Raghav Handa shines both as choreographer and performer in Tukre’, an extraordinary solo work. As the piece unfolds, he explores, questions and embraces multiple layers of his identity.
Inspired by his Indian family heritage, he brings together Kathak dance from Northern India and modern contemporary dance. A note in the program explains that his ancestors were jewellery makers, and that his choreography begins with the movements they made while working with gems or metal.
The precision and economy of those gestures can be clearly seen in the early segments of the performance, conveying the jewellers’ years of repetition, the muscle memory so deep that the body becomes almost machine-like. But what a beautiful machine!
The rhythmic, tightly controlled gestures alternate with segments of flowing, supple movement. One sequence focuses just on the dancer’s two hands, liquidly chasing each other in beams of light that shine across the performance space. Their melting insubstantiality contrasts with the perfectly rigid fingers of other sections of the performance. Another section—clearly paying tribute to the Kathak style—has Handa turning in tight, fast circles, the skirt of his white costume floating and twirling around him, with an effect that is both exhilarating and strangely melancholy.
The entire performance uses contrasts to give structure, texture and balance. The piece opens in darkness as Handa lights a candle—an everyday ritual, performed all over India. Then there are the contasts of movement and stillness, sound and silence. Much of the movement is highly stylized, but there are moments of casual, “normal” walking.
Each sequence is beautiful, with Handa’s movements and muscles defined and enhanced by lighting by Clytie Smith. The musical score by Lachlan Bostock includes cello and rhythmic sounds which I couldn’t identify but which work exceptionally well with the smoky, cross-lit atmosphere.
Nevertheless, amid the exquisite, abstract movement, I began to wonder how everything connected to the ancestral jewellery makers. What happens next is gentle but emotionally resonant.
The modulations between stylization and “natural” create a space for non-dance insertions, allowing Handa to hold an on-going “conversation” with filmed clips of his mother, projected onto a panel of sheer fabric.

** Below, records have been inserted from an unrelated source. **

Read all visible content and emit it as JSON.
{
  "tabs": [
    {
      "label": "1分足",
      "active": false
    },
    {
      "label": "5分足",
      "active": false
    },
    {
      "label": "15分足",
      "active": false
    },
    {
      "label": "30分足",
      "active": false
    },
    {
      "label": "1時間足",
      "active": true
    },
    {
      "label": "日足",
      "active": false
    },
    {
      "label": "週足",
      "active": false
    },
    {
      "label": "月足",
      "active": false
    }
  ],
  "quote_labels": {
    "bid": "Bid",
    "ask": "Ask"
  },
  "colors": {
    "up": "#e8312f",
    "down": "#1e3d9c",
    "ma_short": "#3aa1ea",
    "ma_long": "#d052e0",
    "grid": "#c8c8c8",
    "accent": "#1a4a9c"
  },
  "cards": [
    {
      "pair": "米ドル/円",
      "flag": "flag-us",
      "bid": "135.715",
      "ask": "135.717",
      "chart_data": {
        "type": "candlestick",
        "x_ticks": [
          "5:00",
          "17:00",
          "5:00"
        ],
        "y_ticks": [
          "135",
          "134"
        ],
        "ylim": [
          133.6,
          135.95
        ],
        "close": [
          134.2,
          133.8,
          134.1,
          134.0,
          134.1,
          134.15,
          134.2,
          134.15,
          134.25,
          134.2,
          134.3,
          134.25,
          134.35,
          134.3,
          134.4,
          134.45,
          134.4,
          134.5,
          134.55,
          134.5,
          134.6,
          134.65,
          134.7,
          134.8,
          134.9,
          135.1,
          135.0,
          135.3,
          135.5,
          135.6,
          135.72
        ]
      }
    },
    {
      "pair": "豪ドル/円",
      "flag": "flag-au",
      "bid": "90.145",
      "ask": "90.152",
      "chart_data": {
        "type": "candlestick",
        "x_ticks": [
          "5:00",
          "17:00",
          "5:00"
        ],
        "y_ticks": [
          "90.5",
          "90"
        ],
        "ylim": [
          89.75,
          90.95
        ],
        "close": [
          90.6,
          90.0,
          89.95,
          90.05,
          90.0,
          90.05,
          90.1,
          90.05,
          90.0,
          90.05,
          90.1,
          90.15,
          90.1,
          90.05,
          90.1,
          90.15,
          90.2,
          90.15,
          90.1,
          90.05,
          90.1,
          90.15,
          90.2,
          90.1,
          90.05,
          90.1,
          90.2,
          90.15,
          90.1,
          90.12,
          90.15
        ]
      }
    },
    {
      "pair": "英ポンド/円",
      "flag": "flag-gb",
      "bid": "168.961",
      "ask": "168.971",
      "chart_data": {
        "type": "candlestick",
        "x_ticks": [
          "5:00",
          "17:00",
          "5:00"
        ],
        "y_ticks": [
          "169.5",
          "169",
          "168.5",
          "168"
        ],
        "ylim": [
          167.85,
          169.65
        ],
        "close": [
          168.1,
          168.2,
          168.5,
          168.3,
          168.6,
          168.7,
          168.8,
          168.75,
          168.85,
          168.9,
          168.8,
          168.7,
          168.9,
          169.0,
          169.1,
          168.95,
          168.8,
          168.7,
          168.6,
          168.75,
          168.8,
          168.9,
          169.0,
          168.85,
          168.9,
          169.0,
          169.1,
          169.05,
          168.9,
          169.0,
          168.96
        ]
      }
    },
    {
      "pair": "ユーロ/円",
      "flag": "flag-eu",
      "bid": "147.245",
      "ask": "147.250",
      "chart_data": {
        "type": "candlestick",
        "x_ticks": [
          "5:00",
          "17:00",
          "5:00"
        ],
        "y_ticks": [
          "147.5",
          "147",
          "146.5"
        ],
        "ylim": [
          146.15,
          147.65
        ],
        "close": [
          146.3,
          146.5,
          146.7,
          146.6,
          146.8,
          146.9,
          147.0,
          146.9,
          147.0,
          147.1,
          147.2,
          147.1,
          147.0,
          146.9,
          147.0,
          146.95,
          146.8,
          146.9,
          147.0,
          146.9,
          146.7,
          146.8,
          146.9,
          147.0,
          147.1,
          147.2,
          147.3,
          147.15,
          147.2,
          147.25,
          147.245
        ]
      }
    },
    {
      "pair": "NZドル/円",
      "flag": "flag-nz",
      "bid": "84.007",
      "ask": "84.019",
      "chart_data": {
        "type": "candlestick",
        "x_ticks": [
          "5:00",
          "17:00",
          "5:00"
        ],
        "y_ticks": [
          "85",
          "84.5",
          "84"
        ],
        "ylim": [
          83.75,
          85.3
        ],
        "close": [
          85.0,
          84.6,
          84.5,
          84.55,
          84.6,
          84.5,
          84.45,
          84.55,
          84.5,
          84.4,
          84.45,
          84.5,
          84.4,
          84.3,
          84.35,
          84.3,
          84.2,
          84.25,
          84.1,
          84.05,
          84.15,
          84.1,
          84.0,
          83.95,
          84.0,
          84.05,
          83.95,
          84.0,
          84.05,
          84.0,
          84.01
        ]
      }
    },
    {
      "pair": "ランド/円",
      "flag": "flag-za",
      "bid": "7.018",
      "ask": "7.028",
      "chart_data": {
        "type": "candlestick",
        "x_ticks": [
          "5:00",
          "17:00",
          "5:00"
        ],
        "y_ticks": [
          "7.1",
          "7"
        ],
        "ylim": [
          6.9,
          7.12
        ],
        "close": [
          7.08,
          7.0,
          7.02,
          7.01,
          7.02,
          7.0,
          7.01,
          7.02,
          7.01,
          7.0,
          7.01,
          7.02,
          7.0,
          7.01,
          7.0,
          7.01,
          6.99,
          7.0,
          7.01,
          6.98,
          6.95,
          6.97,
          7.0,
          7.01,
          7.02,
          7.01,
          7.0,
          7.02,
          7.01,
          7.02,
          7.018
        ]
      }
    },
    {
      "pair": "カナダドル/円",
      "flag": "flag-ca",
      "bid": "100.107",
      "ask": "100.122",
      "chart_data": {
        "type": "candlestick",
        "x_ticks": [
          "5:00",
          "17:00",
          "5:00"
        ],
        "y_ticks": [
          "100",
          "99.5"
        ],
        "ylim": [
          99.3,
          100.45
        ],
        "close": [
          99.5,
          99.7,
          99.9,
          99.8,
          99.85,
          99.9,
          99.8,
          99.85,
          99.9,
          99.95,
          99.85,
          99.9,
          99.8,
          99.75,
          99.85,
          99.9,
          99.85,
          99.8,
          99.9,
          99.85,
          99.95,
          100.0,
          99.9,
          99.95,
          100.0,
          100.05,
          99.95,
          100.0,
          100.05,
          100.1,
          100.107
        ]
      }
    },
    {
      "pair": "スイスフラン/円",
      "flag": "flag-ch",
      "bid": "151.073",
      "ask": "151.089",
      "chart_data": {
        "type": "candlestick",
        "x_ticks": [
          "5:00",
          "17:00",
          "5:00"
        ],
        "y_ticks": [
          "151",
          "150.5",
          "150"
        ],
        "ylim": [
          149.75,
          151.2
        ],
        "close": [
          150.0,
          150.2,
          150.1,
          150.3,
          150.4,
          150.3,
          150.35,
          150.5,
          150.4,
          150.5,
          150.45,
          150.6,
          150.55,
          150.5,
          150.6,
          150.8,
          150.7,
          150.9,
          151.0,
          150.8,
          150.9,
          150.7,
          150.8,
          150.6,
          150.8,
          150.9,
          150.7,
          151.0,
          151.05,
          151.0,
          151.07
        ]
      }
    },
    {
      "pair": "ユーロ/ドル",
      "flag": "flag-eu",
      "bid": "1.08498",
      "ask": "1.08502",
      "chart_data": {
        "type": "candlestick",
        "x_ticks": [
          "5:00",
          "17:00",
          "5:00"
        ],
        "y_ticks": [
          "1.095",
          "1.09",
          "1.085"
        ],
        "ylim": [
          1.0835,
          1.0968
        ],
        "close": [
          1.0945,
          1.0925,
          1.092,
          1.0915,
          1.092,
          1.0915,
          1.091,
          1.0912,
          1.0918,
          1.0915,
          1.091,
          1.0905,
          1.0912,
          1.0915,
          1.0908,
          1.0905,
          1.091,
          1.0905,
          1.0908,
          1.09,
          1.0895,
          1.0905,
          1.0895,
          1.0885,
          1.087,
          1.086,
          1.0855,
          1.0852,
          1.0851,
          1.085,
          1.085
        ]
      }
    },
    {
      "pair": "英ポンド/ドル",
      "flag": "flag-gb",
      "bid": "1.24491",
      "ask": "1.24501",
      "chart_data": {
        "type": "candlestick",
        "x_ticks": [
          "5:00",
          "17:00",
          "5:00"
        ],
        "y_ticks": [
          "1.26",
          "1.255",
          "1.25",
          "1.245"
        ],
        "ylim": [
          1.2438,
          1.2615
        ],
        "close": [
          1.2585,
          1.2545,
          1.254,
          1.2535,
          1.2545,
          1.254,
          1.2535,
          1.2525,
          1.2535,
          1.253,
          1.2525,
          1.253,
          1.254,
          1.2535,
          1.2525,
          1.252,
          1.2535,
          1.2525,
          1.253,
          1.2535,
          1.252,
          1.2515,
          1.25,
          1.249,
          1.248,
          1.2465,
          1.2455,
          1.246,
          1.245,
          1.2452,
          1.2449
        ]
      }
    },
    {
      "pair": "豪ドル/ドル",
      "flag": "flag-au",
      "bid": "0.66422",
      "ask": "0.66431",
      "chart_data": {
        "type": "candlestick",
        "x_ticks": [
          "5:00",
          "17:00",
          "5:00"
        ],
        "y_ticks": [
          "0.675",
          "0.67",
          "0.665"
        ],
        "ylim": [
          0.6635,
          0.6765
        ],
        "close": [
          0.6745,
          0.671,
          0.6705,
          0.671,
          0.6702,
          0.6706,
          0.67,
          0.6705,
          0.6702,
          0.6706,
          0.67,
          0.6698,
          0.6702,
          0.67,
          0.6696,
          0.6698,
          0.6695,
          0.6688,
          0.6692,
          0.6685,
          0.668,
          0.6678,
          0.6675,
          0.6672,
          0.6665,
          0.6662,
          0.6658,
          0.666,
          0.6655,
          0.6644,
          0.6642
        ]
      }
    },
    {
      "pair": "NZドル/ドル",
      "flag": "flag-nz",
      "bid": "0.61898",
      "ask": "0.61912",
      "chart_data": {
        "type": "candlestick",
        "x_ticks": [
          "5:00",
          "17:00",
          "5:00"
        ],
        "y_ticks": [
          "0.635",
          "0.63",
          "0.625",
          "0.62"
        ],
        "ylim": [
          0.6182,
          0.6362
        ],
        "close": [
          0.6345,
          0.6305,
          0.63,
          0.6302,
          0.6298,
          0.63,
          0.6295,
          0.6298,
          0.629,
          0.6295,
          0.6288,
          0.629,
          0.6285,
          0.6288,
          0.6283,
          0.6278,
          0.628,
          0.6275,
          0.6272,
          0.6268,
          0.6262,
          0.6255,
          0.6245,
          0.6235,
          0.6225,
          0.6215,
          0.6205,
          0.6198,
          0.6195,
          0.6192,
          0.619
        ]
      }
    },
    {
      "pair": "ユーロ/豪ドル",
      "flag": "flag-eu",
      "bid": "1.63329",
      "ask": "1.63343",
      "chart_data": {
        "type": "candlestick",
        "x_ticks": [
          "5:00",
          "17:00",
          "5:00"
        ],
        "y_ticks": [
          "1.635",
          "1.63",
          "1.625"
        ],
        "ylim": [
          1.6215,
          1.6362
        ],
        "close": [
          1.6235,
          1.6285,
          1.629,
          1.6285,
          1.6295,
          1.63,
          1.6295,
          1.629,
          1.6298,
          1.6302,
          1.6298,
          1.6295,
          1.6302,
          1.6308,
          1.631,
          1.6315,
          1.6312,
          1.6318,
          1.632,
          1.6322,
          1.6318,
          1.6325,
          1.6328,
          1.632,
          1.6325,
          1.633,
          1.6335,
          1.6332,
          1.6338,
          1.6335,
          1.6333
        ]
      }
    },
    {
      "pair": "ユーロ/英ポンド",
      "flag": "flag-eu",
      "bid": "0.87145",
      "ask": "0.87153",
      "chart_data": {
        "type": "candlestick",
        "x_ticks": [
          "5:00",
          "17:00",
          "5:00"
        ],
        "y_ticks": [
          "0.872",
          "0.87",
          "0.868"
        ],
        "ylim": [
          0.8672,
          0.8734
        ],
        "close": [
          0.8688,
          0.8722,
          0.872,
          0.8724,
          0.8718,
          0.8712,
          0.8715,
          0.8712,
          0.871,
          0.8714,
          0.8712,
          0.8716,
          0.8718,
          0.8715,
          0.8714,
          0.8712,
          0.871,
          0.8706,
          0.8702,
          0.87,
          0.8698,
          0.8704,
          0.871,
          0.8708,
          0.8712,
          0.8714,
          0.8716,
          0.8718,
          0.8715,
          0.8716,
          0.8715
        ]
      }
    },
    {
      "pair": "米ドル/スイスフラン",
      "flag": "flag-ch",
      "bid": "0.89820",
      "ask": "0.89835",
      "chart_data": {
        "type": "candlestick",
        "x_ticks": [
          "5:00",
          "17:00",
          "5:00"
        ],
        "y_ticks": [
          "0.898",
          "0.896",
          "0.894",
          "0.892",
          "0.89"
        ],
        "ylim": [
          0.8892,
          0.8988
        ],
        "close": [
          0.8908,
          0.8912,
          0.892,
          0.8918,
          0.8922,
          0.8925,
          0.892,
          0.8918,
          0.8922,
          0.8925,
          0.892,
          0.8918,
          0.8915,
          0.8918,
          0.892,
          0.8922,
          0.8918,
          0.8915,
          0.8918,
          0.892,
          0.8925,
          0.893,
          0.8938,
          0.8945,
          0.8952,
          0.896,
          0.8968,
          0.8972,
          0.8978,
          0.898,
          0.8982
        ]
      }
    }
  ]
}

They discuss the extravagant jewellery that was part of her dowry. She shows him—and us—a heavy diamond-encrusted necklace/earring/ring set, and wedding photographs in which she is laden with these jewels. She tells Handa that she will give the family treasure to his bride when he marries. He replies to her that, as a gay man, that will not be possible.
It almost seems like a throw-away line at that point, but the conclusion of the piece—with Handa wearing the necklace himself—is powerful and moving.
He is completely still, facing the audience, his eyes connecting with ours. It becomes a stunning embodiment of acceptance—of his Indian heritage, of his identity as a gay Australian man, of his family. And—perhaps—of their acceptance of him.
He holds this profound, silent moment for a long time, the audience just as silent and still.
This simultaneously delicate and robust piece is multi-layered and complex. It nourishes the soul.